Present situation in energy terms
In Germany's energy supply system, it is necessary to make increasing use of the possibility to combine the generation of electricity with the use of the heat which is generally produced at the same time (cogeneration of heat and power) in order to reduce primary energy consumption as stipulated in the Energy Concept. The high levels of electrical efficiency and the high CHP coefficients argue in favour of using fuel cells rather than other technologies. The fuel cell has been under development for many years in Germany, both for the distributed generation of power and heat and as a source of power for vehicles in mobile applications. In comparison with thermal processes, the fuel cell is characterised by a generally higher efficiency rating. One particular advantage is the fact that efficiency remains high both at partial load and in small units.

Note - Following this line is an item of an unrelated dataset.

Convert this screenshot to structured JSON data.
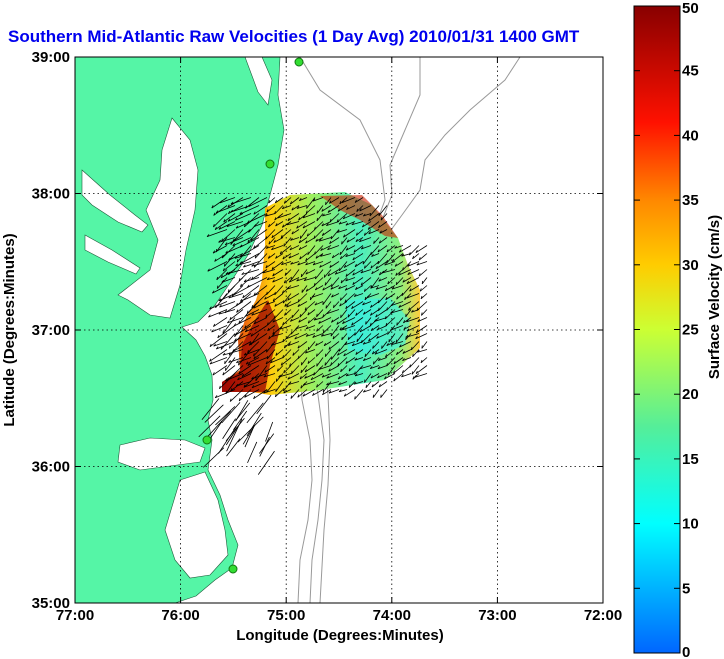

Stationary fuel cells are mainly used for the cogeneration of heat (and cooling) and power, and are now undergoing field tests as home energy units with a capacity of approx. 1 kWel and for industrial applications in a class of several hundred kW. A broad range of primary energy sources (natural gas, biogas, sewage gas, etc.) are being used as fuel. In reverse operation, the cell forms the heart of an electrolyser which runs on electricity and generates hydrogen. If the electricity is generated from renewable sources, the hydrogen that is produced is regarded as “green hydrogen”, and its use is carbon-free throughout the energy chain. In vehicle-based mobile applications, the electrical drive is supplied with electricity by a fuel cell with hydrogen as a secondary energy source. Here, the fuel cell drive offers the advantage of reducing the high dependency of mobility on oil, since hydrogen can be obtained from a large number of primary energy sources.

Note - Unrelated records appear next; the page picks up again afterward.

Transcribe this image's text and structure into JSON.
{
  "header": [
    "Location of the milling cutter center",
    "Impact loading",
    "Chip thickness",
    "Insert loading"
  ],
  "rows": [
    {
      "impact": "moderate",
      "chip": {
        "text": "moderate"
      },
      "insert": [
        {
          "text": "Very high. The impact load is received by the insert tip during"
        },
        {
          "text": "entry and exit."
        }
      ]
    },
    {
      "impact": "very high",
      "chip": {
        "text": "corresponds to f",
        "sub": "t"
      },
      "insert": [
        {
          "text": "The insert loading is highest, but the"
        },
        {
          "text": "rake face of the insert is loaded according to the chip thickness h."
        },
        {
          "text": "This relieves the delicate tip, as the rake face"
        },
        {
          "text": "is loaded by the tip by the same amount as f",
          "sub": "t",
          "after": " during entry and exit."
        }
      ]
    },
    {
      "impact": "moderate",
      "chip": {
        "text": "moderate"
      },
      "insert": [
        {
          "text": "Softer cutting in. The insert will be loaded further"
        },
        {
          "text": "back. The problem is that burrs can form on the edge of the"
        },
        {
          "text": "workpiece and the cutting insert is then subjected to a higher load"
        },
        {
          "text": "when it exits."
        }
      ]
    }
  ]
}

Hydrogen can play a special role as a source of energy in the context of sector coupling. It can be used in centralised and distributed electricity generation, in vehicles, in the manufacture of alternative fuels and gases, in long-term storage installations and as a feedstock for industrial (and especially chemical) processes. Where hydrogen is produced on a regenerative basis (e.g. from renewables-based electricity in electrolysers), the greenhouse gas emissions are zero or very low. In view of the high potential for exports, the Federal Government aims to boost Germany as a centre for hydrogen production technologies and to build on the technological leadership. The cost of renewable hydrogen is still high at present, but the intention is that funding for research and innovation will cut this significantly.
The measures funded in the past have enabled German research establishments and industrial companies to attain a leading international position in fuel cell and hydrogen technology. If we are to maintain and build on this position, further intensive research and development will be required in the future.
Technology development and the funding structure
The funding from the Federal Ministry for Economic Affairs and Energy for research and development in the field of fuel cell and hydrogen technologies is tied into the “National Hydrogen and Fuel Cell Technology Innovation Programme” (NIP), which was launched in 2006. The programme is being continued as the government’s NIP2 programme in the 2016-2025 period. The Federal Government’s NIP2 programme builds on the maturity of technology and market availability attained in the first generation of equipment. In view of the forthcoming market launch phase, the aim is to ensure that the national activities of science, industry and government continue to take place under a common programmatic umbrella. The intention is to continue developing the innovations in hydrogen and fuel cell technologies which are not yet ready for market, to build up the appropriate infrastructure and to use appropriate instruments and measures to support the placing on the market of technologies which are on the cusp of a market launch.
The Economic Affairs Ministry supports these goals not least via the Energy Research Programme, funding research and development as a basis for future applications in the fields of transport, hydrogen production, residential energy supply, sector coupling, industrial applications, special markets for fuel cells, and horizontal issues. Sector coupling and hydrogen technologies are also an important focus of the “regulatory sandboxes for the energy transition”, a new funding pillar in the Federal Government’s Energy Research Programme; these help to prepare innovative energy technologies for the market and address challenges in the transformation of the energy supply. The “regulatory sandboxes for the energy transition” are a format which merges innovative, industrial, climate-related and energy policy dimensions at the point where the challenges of the energy transition touch on the pressing climate issues: specifically the decarbonisation of the heat market, transport and industrial processes.